Class TrialPolicy


  • public class TrialPolicy
    extends Policy
    An implementation of Policy intended for temporary use while identifying needed permission grants for existing code.

    This policy is meant to operate as a fallback in conjunction with the normal PL/Java policy specified with the pljava.policy_urls configuration setting. This policy is activated by specifying an additional policy file URL with -Dorg.postgresql.pljava.policy.trial=url in the pljava.vmoptions setting.

    Permission checks that are allowed by the normal policy in pljava.policy_urls are allowed with no further checking. Permissions denied by that policy are checked in this one. If denied in this policy, that is the end of the matter. A permission check that is denied by the normal policy but allowed by this one is allowed, with a message to the server log.
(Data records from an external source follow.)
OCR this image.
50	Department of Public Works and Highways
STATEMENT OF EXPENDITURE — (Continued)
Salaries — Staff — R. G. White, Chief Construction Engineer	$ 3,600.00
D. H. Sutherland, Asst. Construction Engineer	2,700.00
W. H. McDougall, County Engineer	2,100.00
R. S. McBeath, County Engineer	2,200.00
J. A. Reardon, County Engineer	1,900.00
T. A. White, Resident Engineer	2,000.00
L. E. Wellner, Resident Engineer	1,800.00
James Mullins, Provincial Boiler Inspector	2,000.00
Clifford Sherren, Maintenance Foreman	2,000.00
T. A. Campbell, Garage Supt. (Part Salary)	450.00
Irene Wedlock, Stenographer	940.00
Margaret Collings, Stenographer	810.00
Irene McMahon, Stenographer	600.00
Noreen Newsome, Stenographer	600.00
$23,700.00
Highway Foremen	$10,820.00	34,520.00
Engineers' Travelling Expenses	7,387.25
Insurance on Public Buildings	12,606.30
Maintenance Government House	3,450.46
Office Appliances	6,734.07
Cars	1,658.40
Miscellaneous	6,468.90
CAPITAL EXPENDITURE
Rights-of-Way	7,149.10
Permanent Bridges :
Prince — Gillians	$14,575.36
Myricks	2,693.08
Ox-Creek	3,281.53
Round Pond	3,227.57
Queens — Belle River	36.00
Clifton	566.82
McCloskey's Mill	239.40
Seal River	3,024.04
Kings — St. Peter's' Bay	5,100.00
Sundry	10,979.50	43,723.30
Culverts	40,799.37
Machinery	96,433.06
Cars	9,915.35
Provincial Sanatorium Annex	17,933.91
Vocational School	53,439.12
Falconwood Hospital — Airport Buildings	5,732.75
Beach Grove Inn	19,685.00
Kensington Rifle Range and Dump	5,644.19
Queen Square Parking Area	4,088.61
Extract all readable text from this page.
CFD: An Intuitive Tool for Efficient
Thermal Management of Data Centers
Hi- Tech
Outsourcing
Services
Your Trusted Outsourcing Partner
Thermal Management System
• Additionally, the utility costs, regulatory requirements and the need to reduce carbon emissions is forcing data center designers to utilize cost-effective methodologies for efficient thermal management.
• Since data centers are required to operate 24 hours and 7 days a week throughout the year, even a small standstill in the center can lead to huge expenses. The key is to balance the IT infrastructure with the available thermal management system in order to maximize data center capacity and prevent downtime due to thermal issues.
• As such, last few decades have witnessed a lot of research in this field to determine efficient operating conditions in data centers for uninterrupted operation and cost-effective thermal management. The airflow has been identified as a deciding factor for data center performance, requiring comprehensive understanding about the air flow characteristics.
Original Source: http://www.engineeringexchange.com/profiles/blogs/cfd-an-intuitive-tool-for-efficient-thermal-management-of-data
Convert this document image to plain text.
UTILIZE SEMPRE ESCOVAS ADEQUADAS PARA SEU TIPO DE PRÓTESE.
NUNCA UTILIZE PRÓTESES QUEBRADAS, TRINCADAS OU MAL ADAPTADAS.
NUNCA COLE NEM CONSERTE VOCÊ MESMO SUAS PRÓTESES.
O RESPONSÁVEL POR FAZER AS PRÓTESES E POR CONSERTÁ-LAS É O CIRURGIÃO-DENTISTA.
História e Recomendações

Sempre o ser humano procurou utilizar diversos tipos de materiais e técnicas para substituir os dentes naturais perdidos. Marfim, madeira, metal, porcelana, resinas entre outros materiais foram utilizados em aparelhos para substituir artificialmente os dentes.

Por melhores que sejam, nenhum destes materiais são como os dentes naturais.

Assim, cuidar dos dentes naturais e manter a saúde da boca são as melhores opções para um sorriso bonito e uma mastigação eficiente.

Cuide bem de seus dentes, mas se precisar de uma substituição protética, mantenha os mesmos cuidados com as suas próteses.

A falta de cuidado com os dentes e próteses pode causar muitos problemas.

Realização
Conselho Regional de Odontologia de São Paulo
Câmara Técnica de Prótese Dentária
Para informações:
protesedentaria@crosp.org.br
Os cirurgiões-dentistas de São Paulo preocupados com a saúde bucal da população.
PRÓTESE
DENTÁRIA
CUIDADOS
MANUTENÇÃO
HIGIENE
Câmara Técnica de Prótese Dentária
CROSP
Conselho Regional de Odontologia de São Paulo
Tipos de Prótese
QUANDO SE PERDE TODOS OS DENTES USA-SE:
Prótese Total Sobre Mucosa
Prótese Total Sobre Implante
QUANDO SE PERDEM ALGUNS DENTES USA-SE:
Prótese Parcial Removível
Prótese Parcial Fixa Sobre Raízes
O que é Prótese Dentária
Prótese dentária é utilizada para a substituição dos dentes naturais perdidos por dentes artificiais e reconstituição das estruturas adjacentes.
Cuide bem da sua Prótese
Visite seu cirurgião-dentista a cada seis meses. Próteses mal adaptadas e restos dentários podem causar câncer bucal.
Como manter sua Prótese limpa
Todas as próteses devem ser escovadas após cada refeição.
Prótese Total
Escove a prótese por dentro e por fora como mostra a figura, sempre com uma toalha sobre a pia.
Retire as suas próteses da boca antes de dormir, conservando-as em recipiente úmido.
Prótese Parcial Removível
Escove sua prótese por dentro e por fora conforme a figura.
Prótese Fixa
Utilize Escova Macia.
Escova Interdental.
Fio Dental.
    The log message begins with POLICY DENIES/TRIAL POLICY ALLOWS: and the requested permission, followed by an abbreviated stack trace. To minimize log volume, the stack trace includes a frame above and below each crossing of a module or protection domain boundary; a single ... replaces intermediate frames within the same module and domain. At the position in the trace of the protection domain that failed the policy check, a line is inserted with the domain's code source and principals, such as >> sqlj:examples [PLPrincipal.Sandboxed: java] <<. This abbreviated trace should be well suited to the purpose of determining where any additional permission grants ought to be made.

    Because each check that is logged is then allowed, it can be possible to see multiple log entries for the same permission check, one for each domain in the call stack that is not granted the permission in the normal policy.

    About false positives

    It is not uncommon to have software that checks in normal operation for certain permissions, catches exceptions, and proceeds to function normally. Use of this policy, if it is configured to grant the permissions being checked, will produce log entries for those 'hidden' checks and may create the appearance that permissions need to be granted when, in fact, the software would show no functional impairment without them. It is difficult to distinguish such false positives from other log entries for permissions that do need to be granted for the software to properly function.

    One approach would be to try to determine, from the log entries, which functions of the software led to the permission checks that were logged, and specifically test those functions in a database session that has been set up with a different policy file that does not grant those permissions. If the software then functions without incident, it may be concluded that those log entries were false positives.